The effects of Pope Francis’ election as the vicar of Christ a year ago March 13 have been felt across the globe and in the smallest corners of Denver.
Catholics and non-Catholics alike are finding the pope’s characteristically humble and simple manner are opening them to the truths of Christ and what it means to be his disciple.
Anything but the Catholic Church
Patti Lynch wasn’t Catholic, but she tuned into the radio March 13, 2013, to listen to what millions of people were breathlessly waiting for: the first Argentine pope’s speech in Rome.
“It was the first papal address that I had ever heard and my first time (listening to) Catholic radio,” said 54-year-old Lynch.
The effect on Lynch was so profound as she was driving her Buick Enclave in Westminster, she stopped paying attention to the road.
“I was so taken with the vision, passion and compassion of his speech that I actually rear-ended a CDOT truck at an intersection,” she said. “I was in Italy with the pope inside of my car!”

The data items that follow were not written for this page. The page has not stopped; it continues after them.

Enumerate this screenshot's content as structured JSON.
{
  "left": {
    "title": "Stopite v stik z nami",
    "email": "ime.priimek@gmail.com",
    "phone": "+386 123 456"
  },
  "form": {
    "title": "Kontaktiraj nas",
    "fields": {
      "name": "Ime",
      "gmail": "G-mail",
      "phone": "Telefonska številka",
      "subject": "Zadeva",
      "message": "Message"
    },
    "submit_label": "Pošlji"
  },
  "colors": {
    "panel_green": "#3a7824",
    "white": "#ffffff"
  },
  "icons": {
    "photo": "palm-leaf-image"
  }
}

She and her son, 22-year-old Tyler Lynch, are in the Rite of Christian Initiation of Adults at Immaculate Heart of Mary Parish in Northglenn and will enter the Church on Easter.
“The pope has been pivotal in my conversion,” Patti said. “I feel like he will really be a catalyst in unifying the greater Church as well as bringing more people to God.”

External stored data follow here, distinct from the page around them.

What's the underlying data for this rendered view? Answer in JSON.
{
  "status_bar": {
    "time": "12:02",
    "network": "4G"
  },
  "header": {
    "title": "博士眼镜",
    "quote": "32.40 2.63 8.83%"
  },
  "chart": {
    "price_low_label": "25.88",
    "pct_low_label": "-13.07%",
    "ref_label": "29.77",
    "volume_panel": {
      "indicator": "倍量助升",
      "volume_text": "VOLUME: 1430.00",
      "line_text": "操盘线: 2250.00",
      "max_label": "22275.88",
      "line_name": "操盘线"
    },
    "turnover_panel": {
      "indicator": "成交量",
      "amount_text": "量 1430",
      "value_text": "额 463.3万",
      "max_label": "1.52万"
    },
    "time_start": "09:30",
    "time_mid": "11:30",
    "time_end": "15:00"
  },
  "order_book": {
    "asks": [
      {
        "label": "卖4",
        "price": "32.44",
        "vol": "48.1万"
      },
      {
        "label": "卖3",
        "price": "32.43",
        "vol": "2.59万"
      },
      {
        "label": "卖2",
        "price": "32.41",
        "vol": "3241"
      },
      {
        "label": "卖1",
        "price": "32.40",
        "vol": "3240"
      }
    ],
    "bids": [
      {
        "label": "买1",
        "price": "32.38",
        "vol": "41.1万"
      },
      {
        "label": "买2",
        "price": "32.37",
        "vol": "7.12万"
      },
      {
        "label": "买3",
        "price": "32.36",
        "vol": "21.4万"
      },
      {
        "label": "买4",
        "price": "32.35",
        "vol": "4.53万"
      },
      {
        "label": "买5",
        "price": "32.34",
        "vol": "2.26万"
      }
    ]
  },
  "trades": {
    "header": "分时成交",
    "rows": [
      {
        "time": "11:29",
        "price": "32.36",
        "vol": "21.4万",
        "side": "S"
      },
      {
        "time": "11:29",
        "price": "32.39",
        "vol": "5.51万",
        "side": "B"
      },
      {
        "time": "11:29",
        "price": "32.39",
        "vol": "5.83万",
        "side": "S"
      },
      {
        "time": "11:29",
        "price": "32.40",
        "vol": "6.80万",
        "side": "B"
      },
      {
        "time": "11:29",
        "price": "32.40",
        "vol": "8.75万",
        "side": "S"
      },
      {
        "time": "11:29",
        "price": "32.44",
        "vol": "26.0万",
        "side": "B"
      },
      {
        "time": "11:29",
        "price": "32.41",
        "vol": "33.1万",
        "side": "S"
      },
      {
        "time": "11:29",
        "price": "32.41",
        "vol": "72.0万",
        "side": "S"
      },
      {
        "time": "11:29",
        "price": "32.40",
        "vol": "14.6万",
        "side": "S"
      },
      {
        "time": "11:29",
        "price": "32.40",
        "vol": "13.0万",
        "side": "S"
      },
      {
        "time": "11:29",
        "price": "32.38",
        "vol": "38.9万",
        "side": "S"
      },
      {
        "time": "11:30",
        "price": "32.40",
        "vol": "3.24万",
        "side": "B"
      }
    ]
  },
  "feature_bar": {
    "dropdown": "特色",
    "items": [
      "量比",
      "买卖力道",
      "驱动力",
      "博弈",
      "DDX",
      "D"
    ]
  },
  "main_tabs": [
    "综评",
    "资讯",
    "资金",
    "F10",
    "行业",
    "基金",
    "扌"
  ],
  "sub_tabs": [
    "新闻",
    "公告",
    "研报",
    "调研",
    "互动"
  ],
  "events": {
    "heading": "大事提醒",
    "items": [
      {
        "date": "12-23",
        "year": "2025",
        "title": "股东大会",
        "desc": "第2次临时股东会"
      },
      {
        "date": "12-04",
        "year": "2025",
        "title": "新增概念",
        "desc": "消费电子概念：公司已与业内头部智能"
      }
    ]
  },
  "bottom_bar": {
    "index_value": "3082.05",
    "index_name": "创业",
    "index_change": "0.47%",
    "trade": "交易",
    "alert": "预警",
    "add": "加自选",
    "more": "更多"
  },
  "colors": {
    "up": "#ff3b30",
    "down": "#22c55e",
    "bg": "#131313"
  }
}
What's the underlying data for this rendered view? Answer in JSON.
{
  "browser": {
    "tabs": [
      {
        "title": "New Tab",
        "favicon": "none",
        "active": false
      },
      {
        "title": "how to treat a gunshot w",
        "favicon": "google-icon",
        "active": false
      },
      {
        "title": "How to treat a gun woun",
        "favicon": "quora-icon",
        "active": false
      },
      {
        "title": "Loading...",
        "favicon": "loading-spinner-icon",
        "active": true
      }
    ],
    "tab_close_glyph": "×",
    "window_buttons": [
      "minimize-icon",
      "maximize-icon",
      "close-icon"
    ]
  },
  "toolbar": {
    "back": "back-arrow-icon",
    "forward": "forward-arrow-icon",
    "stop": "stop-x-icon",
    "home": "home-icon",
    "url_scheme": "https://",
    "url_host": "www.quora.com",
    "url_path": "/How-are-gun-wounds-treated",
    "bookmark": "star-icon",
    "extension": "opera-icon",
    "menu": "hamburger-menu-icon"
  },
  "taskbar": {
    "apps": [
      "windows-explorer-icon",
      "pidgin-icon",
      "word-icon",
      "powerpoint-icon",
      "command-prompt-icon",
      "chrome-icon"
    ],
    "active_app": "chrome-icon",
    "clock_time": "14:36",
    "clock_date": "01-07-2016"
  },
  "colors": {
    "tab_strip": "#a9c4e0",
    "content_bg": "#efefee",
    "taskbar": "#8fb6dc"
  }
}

Tyler, who graduated from Simpson University in California, had the same sometimes non-denominational and other times, Baptist, upbringing. He always felt an unspoken discrimination against Catholics. He could be anything as long as he wasn’t Catholic.
When he heard of Pope Francis’ election as pontiff, he said flippantly: “If there’s anybody who would make me consider being Catholic, I think it’s this guy.”
Through their association with Father Brian Larkin and Queen of Peace Parish’s Father John Nepil, whose sister Katie married Patti’s son Jordan, they learned more about the truths and beauty of the Church as well as the pontiff’s predecessors.
“Pope Francis initially captured my imagination and opened me up to the truth of the Church through his simple humility and just his way of conducting himself,” Tyler said. “Throughout my life I had caricatured the Church as an army of robots, that (Catholics) didn’t need to interpret or reason—just do as they’re told.
“Pope Francis just showed up and broke that caricature. He showed me how radical obedience is necessary and important to the faith life. It wasn’t me turning into a robot but me offering my gifts to God.”
A striking honesty
Marissa Evans, 27, a music teacher who attends Holy Protection of the Mother of God Byzantine Church, follows Pope Francis’ homilies on the Vatican website.
“He will always hit something that’s a good reminder for me or a new way to look at something,” she said, adding that she loved the “newness” of the pope.
His answer to the question “Who is Jorge Mario Bergoglio?” in an America Magazine interview August 2013 struck Evans.
“I am a sinner. This is the most accurate definition,” the pope told the reporter.
“Just his answer was good for me to hear,” Evans said. “I feel like the world is always asking us to put ourselves out there as something we’re not. We’re all just a bunch of sinners. It was the truth and it’s striking.”
“I thought that was really neat,” she said. “I could drive the pope around.”
Evans began volunteering at the Gabriel House near St. James Church to help disadvantaged mothers and children in September.
Jonathan Ghaly of Nativity of Our Lord Parish in Broomfield, who’s a member of the Catholic movement Communion and Liberation, said that he’s been moved by Pope Francis’ witness.
He gave his breakfast away, which he said he never does, at a stoplight to a homeless man “not because Pope Francis said so, but because of Pope Francis’ witness. I looked at this homeless man differently than I had before, as my brother—two broken brothers finally talking to each other. And he was so happy.”
The Denver real estate agent said the pope has challenged him to real conversion and to not reduce others to their religion, lack of religion or even lifestyle.
“He is truly the face of Christ who is changing my life now,” he wrote. “Just watching him—so real and unassuming in front of everyone, even and especially in front of non-Christians—gives me a certainty that Christ is among us joyfully, unbiased and present through his friends, here and now, concretely.”
Ambassador of faith
“What I have loved most about Pope Francis is his universal appeal,” said Deanne Vizurraga of St. Thomas More Parish in Centennial. “It really opens doors.”
The 49-year-old mother and wife said she’s had several discussions about the pontiff with strangers and others in her life.
“I had a conversation with a lady, a former Catholic, sitting next to me at the ski lodge who told me how much she liked him, when our conversation turned to discussing universities,” Vizurraga said. “And even my chiropractor, who is Jewish, commented on how much he likes Pope Francis. He just said that out of the blue. I thought that was awesome.”
These conversations are opportunities to evangelize, she said, which she hopes will continue.
“He’s warmed the market for us,” she said. “So when we are in our daily lives, if ‘Catholic’ comes up in a conversation, people are so enthusiastic. I think Pope Francis is such an ambassador for our faith.”